BC-WY—

University of Wyoming President Laurie Nichols pauses during her speech at Saturday's groundbreaking ceremony for the Mick and Susie McMurray High Altitude Performance Center at War Memorial Stadium in 2018.

Last week, The University of Wyoming handed over at least some of the personnel file of Laurie Nichols to the former president, according to a Friday court filing from UW’s attorney.

Nichols had formally requested her file October 3, and UW provided some of the file October 29.

However, that court filing implied that Nichols was denied some access; Friday’s filing indicates UW only “provided Dr. Nichols with copies of documents to which she is entitled” under a portion of the Wyoming Public Records Act that states a public employee shall be entitled to the “applications, performance ratings and scholastic achievement data” that are contained in a personnel file.

Nichols is attempting to become a party in the legal review, requested by a few Wyoming news organizations, on UW’s decision to deny a records request concerned documents related Nichols’s ouster as president.

The former UW president, who currently serves as interim president of Black Hills State University, has asked Albany County district court Judge Tori Kricken to show her certain documents that have been submitted for private review by the judge.

Nichols has been named as a finalist for the presidency at North Dakota State University and the position of executive vice chancellor for academic affairs at University of Nebraska-Lincoln.

Kricken is currently tasked with deciding whether UW will be required to hand over to news organizations certain documents, including emails among university trustees, as well as records of a supposed investigation into Nichols’s conduct.

The court review of the records request was initiated by the Casper Star-Tribune, Wyofile, the Laramie Boomerang and their parent companies.

Nichols’s attempt to join the case has not been opposed by UW. However, the university’s attorney said in a Friday court filing that Kricken should not “provide Dr.
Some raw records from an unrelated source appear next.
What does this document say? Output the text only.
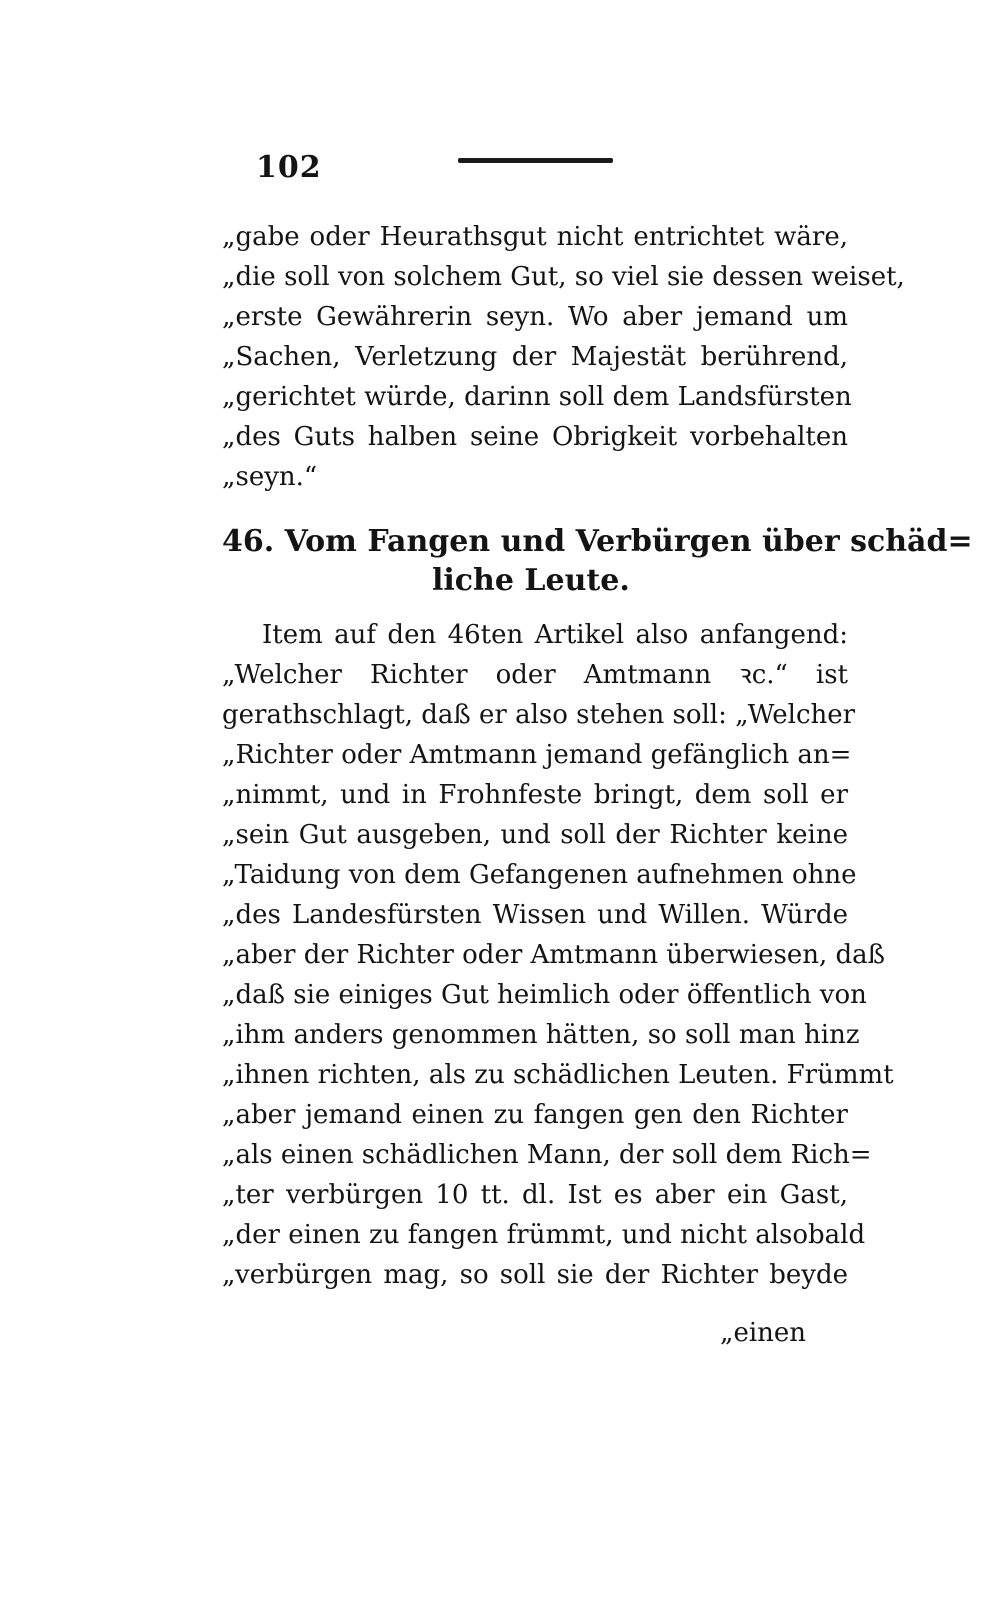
102
„gabe oder Heurathsgut nicht entrichtet wäre,
„die soll von solchem Gut, so viel sie dessen weiset,
„erste Gewährerin seyn. Wo aber jemand um
„Sachen, Verletzung der Majestät berührend,
„gerichtet würde, darinn soll dem Landsfürsten
„des Guts halben seine Obrigkeit vorbehalten
„seyn.“
46. Vom Fangen und Verbürgen über schäd=
liche Leute.
Item auf den 46ten Artikel also anfangend:
„Welcher Richter oder Amtmann ꝛc.“ ist
gerathschlagt, daß er also stehen soll: „Welcher
„Richter oder Amtmann jemand gefänglich an=
„nimmt, und in Frohnfeste bringt, dem soll er
„sein Gut ausgeben, und soll der Richter keine
„Taidung von dem Gefangenen aufnehmen ohne
„des Landesfürsten Wissen und Willen. Würde
„aber der Richter oder Amtmann überwiesen, daß
„daß sie einiges Gut heimlich oder öffentlich von
„ihm anders genommen hätten, so soll man hinz
„ihnen richten, als zu schädlichen Leuten. Frümmt
„aber jemand einen zu fangen gen den Richter
„als einen schädlichen Mann, der soll dem Rich=
„ter verbürgen 10 tt. dl. Ist es aber ein Gast,
„der einen zu fangen frümmt, und nicht alsobald
„verbürgen mag, so soll sie der Richter beyde
„einen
Nichols with documents before the court rules on whether any such documents are subject to disclosure to petitioners under the Public Records Act.”

“The Public Records Act does not contemplate any such relief,” the attorneys wrote.

While the petition was first filed in June, Nichols attempted to join in the lawsuit after it became apparent at a Oct. 8 hearing that Kricken was likely to imminently make a ruling.

Bruce Moats, attorney for the relevant new organizations, has asked Kricken to block Nichols from joining the lawsuit.

Moats said Nichols’s request to Kricken “promises to significantly delay the resolution of this matter.”

“This court would have to hear and grant her motion to intervene, then allow to review the records for some period, and then decide whether she would offer objections. The parties then must have the opportunity to respond,” Moats noted.